Le plus attachant, chez Pernille Rygg, est sans doute son héroïne : Igi, psychologue, fille d’un détective privé, n’hésitant pas à mener l’enquête quand par hasard un meurtre traverse sa vie. Ce qui n’arrive pas à tout le monde. A Igi, si. En 1997, on découvrait l’étonnant personnage dans l’Effet papillon, qui connut un réel succès en Norvège et un accueil critique chaleureux de par chez nous. On pouvait en effet se laisser surprendre par la dame, mariée au sémillant Benny, occasionnellement Bente pour cause de travestissement irrépressible, apprécier son art de vivre et de nous décrire cette marginale relation de façon totalement naturelle, et l’humour qui emballait le tout, avec quelques dialogues inspirés. Et tant pis si le roman traînait en longueur, se perdait en digressions cul-de-sac.

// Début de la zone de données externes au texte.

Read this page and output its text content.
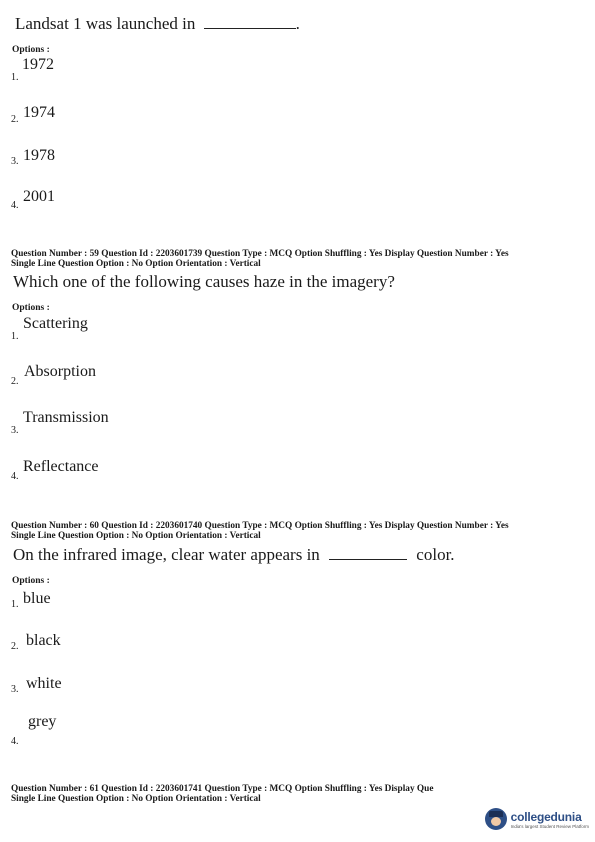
Landsat 1 was launched in	.
Options :
1972
1.
1974
2.
1978
3.
2001
4.
Question Number : 59 Question Id : 2203601739 Question Type : MCQ Option Shuffling : Yes Display Question Number : Yes
Single Line Question Option : No Option Orientation : Vertical
Which one of the following causes haze in the imagery?
Options :
Scattering
1.
Absorption
2.
Transmission
3.
Reflectance
4.
Question Number : 60 Question Id : 2203601740 Question Type : MCQ Option Shuffling : Yes Display Question Number : Yes
Single Line Question Option : No Option Orientation : Vertical
On the infrared image, clear water appears in	color.
Options :
blue
1.
black
2.
white
3.
grey
4.
Question Number : 61 Question Id : 2203601741 Question Type : MCQ Option Shuffling : Yes Display Que
Single Line Question Option : No Option Orientation : Vertical
collegedunia
India's largest Student Review Platform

On marchait, disons clopin-clopant. Avec La Section dorée, Igi nous revient maman d’une gamine de quatre ans. Tient-on la main et la menotte du tandem ? Pas sûr. Après un départ sur les chapeaux de roue qui laisse espérer un roman nettement plus rythmé que son prédécesseur, Pernille Rygg se perd à jouer la sulfureuse, en croquant le milieu de l’art de façon bien plus bête que méchante, et l’univers underground norvégien avec un regard "critique" qui n’arracherait pas le moindre frisson à Pimprenelle et Nicolas. En d’autres termes, Pernylle, qui se targue d’oeuvrer dans le témoignage social tout en reconnaissant aimer grossir le trait, rature surtout un roman ou quelques rares bonnes idées sont noyées sous un galimatias et des effets de style souvent épuisants. Donc : on aime bien Igi. Mais Rygg, elle nous fatigue.